Hirata and his detectives clustered around him, as the police moved nearer Hoshina. The wind keened, and angry voices yelled curses somewhere in the quarter. Then Hoshina chuckled, as though his defiance against Sano had been a mere joke.

“As you wish,” he said, and stepped away from the door.

But he followed Sano’s party into the
ageya
. Beyond the entryway, which contained a guard stationed at a podium, a corridor extended between rooms separated by lattice and paper partitions. A lantern glowed in a luxurious front parlor. There sat two pretty courtesans, eight surly-looking samurai, several plainly dressed women who looked to be servants, and a squat older man in gray robes. All regarded Sano and Hirata with apprehension. The older man rose and hurried over to kneel at Sano’s feet.

“Please allow me to introduce myself, master,” he said, bowing low. “I am Eigoro, proprietor of the Owariya. Please let me say that nothing like this has ever happened here before.” His body quaked with his terror that the shogun’s
sōsakan-sama
would blame him for the murder. “Please believe that no one in my establishment did this evil thing.”

“No one is accusing you,” Sano said, though everyone present in Yoshiwara at the time of the murder was a suspect until proven otherwise. “Show me where Lord Mitsuyoshi died.”

“Certainly, master.” The proprietor scrambled up.

Hoshina said, “You don’t need him. I can show you.”

Sano considered ordering Hoshina out of the house, then merely ignored him: Antagonizing Chamberlain Yanagisawa’s mate was dangerous. But Sano must not rely on Hoshina for information, because Hoshina would surely misguide him.

Eyeing the group in the parlor, Sano addressed the proprietor: “Were they in the house last night?”

“Yes, master.”

Sano ascertained that four of the samurai were Lord Mitsuyoshi’s retainers, then glanced at Hirata and the detectives. They nodded and moved toward the parlor to question the retainers, courtesans, other clients, and servants. The proprietor led Sano upstairs, to a large chamber at the front of the house. Entering, Sano gleaned a quick impression of burning lanterns, lavish landscape murals, and a gilded screen, before his attention fixed upon the men in the room. Two soldiers were preparing to move a shrouded figure, which lay upon the futon, onto a litter. A samurai clad in ornate robes pawed through a pile of clothes on the tatami; another rummaged in a drawer of the wall cabinet. Sano recognized both as senior police commanders.


Yoriki
Hayashi-
san
.
Yoriki
Yamaga-
san
,” he said, angered to find them and their troops disturbing the crime scene and ready to remove the body before he’d had a chance to examine either. “Stop that at once,” he ordered all the men.

The police halted their actions and bowed stiffly, gazing at Sano with open dislike. Sano knew they would never forget that he’d been their colleague, nor cease resenting his promotion and doing him a bad turn whenever possible. He said sternly, “You will all leave now.”

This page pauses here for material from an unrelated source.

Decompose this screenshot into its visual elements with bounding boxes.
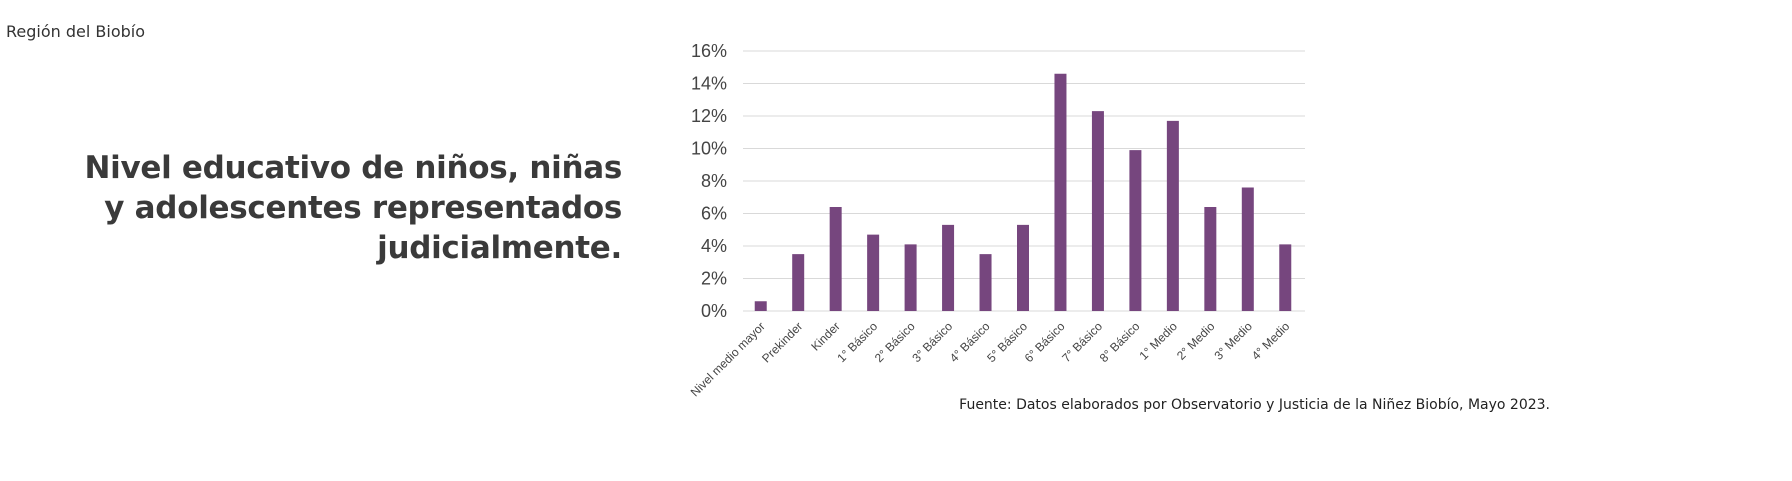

Hayashi and Yamaga exchanged glances with Chief Commissioner Hoshina, who stood in the doorway. Then Yamaga spoke to Sano: “I wish you the best of luck,
Sōsakan-sama
, because you will surely need it.” His voice exuded insolence. He and Hayashi and their men strode out of the room.

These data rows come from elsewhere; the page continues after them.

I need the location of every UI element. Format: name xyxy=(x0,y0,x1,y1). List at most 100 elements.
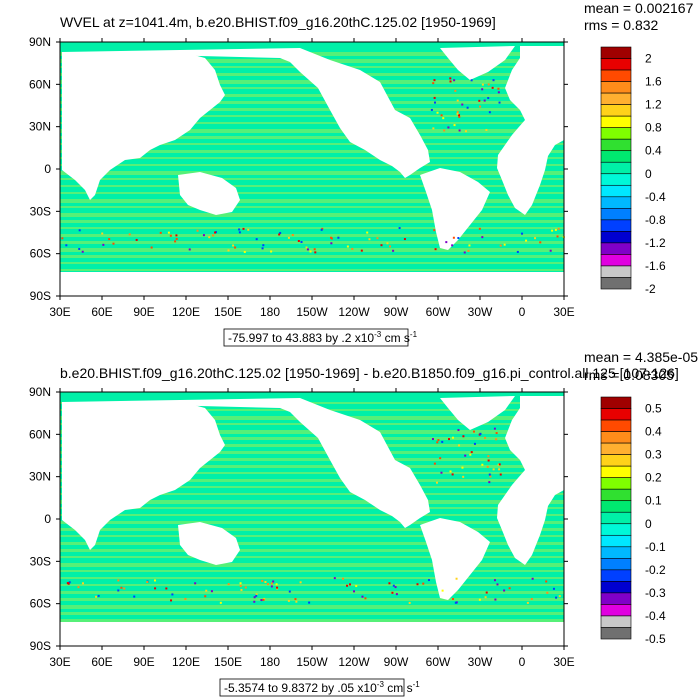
panel-1-range-text: -75.997 to 43.883 by .2 x10-3 cm s-1 xyxy=(228,330,418,345)
colorbar-box xyxy=(600,219,632,232)
panel-1-map xyxy=(60,42,565,296)
colorbar-box xyxy=(600,488,632,502)
x-tick: 0 xyxy=(519,388,526,669)
colorbar-box xyxy=(600,69,632,82)
colorbar-label: -0.5 xyxy=(645,632,666,646)
y-tick: 30S xyxy=(30,554,568,568)
x-tick: 30E xyxy=(553,38,575,319)
x-tick-label: 30E xyxy=(49,655,70,669)
y-tick: 0 xyxy=(44,162,568,176)
panel-1-title: WVEL at z=1041.4m, b.e20.BHIST.f09_g16.2… xyxy=(60,14,496,30)
x-tick: 60W xyxy=(426,388,451,669)
colorbar-box xyxy=(600,46,632,59)
x-tick-label: 120E xyxy=(172,305,200,319)
y-tick: 30N xyxy=(29,120,568,134)
colorbar-label: 0 xyxy=(645,517,652,531)
colorbar-box xyxy=(600,92,632,105)
y-tick: 30S xyxy=(30,204,568,218)
y-tick: 0 xyxy=(44,512,568,526)
colorbar-box xyxy=(600,534,632,548)
x-tick: 60E xyxy=(91,388,113,669)
colorbar-label: 1.2 xyxy=(645,98,662,112)
x-tick: 90W xyxy=(384,38,409,319)
colorbar-box xyxy=(600,104,632,117)
colorbar-box xyxy=(600,254,632,267)
x-tick-label: 60E xyxy=(91,305,112,319)
colorbar-box xyxy=(600,127,632,140)
colorbar-box xyxy=(600,431,632,444)
panel-2-range-text: -5.3574 to 9.8372 by .05 x10-3 cm s-1 xyxy=(224,680,420,695)
colorbar-box xyxy=(600,592,632,605)
colorbar-box xyxy=(600,442,632,455)
x-tick-label: 30E xyxy=(553,655,574,669)
x-tick: 120W xyxy=(338,38,370,319)
x-tick-label: 90W xyxy=(384,655,409,669)
y-tick-label: 30S xyxy=(30,554,51,568)
x-tick-label: 180 xyxy=(260,305,280,319)
x-tick: 0 xyxy=(519,38,526,319)
y-tick-label: 0 xyxy=(44,162,51,176)
x-tick-label: 60W xyxy=(426,305,451,319)
x-tick: 180 xyxy=(260,38,280,319)
colorbar-label: -0.1 xyxy=(645,540,666,554)
x-tick: 90W xyxy=(384,388,409,669)
y-tick: 60N xyxy=(29,77,568,91)
y-tick: 30N xyxy=(29,470,568,484)
colorbar-box xyxy=(600,500,632,513)
x-tick-label: 90E xyxy=(133,305,154,319)
colorbar-box xyxy=(600,231,632,244)
colorbar-box xyxy=(600,138,632,152)
colorbar-box xyxy=(600,581,632,594)
colorbar-label: -0.4 xyxy=(645,609,666,623)
x-tick-label: 90E xyxy=(133,655,154,669)
x-tick-label: 150E xyxy=(214,655,242,669)
colorbar-label: 0.1 xyxy=(645,494,662,508)
y-tick-label: 0 xyxy=(44,512,51,526)
panel-1-mean: mean = 0.002167 xyxy=(584,0,694,16)
colorbar-label: 0.8 xyxy=(645,121,662,135)
panel-1-rms: rms = 0.832 xyxy=(584,17,659,33)
colorbar-box xyxy=(600,173,632,186)
x-tick: 150W xyxy=(296,38,328,319)
y-tick-label: 30N xyxy=(29,120,51,134)
y-tick-label: 90S xyxy=(30,289,51,303)
x-tick: 150E xyxy=(214,388,242,669)
x-tick: 150W xyxy=(296,388,328,669)
colorbar-box xyxy=(600,81,632,94)
panel-1-colorbar: 2 1.6 1.2 0.8 0.4 0 -0.4 -0.8 -1.2 -1.6 -2 xyxy=(600,46,666,296)
colorbar-box xyxy=(600,627,632,640)
colorbar-box xyxy=(600,161,632,175)
panel-2-mean: mean = 4.385e-05 xyxy=(584,349,698,365)
colorbar-box xyxy=(600,546,632,559)
colorbar-box xyxy=(600,242,632,255)
colorbar-box xyxy=(600,277,632,290)
panel-2-range-box xyxy=(219,678,405,697)
colorbar-box xyxy=(600,150,632,163)
y-tick: 90N xyxy=(29,385,568,399)
y-tick-label: 30N xyxy=(29,470,51,484)
colorbar-box xyxy=(600,115,632,128)
x-tick-label: 60E xyxy=(91,655,112,669)
colorbar-box xyxy=(600,477,632,490)
panel-2-colorbar: 0.5 0.4 0.3 0.2 0.1 0 -0.1 -0.2 -0.3 -0.4 -0.5 xyxy=(600,396,666,646)
y-tick: 60S xyxy=(30,247,568,261)
panel-2-map xyxy=(60,392,564,646)
colorbar-box xyxy=(600,569,632,582)
y-tick-label: 30S xyxy=(30,204,51,218)
colorbar-box xyxy=(600,465,632,478)
colorbar-label: 2 xyxy=(645,52,652,66)
panel-1: WVEL at z=1041.4m, b.e20.BHIST.f09_g16.2… xyxy=(29,0,694,347)
y-tick-label: 60S xyxy=(30,597,51,611)
x-tick-label: 120W xyxy=(338,305,370,319)
colorbar-box xyxy=(600,419,632,432)
colorbar-box xyxy=(600,396,632,409)
x-tick: 90E xyxy=(133,388,155,669)
x-tick: 30E xyxy=(49,38,71,319)
colorbar-label: -0.4 xyxy=(645,190,666,204)
colorbar-box xyxy=(600,58,632,71)
colorbar-box xyxy=(600,604,632,617)
colorbar-label: -0.8 xyxy=(645,213,666,227)
colorbar-box xyxy=(600,558,632,571)
x-tick: 30E xyxy=(49,388,71,669)
y-tick: 90S xyxy=(30,639,568,653)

The proprietor shrank into a corner, while Hoshina watched Sano for a reaction. Sano saw little point in losing his temper, or in regretting that his old enemies now worked for his new one. He crouched beside the futon and drew back the white cloth that covered the corpse of Lord Mitsuyoshi.

The shogun’s heir lay on his back, arms at his sides. The bronze satin robe he wore had fallen open to expose his naked, muscular torso, limp genitals, and extended legs. A looped topknot adorned the shaved crown of his head. From his left eye protruded a long, slender object that looked to be a woman’s hair ornament—double-pronged, made of black lacquer, ending in a globe of flowers carved from cinnabar. Blood and slime had oozed around the embedded prongs and down Mitsuyoshi’s cheek; droplets stained the mattress. The injured eyeball was cloudy and misshapen. The other eye seemed to stare at it, while Mitsuyoshi’s mouth gaped in shock.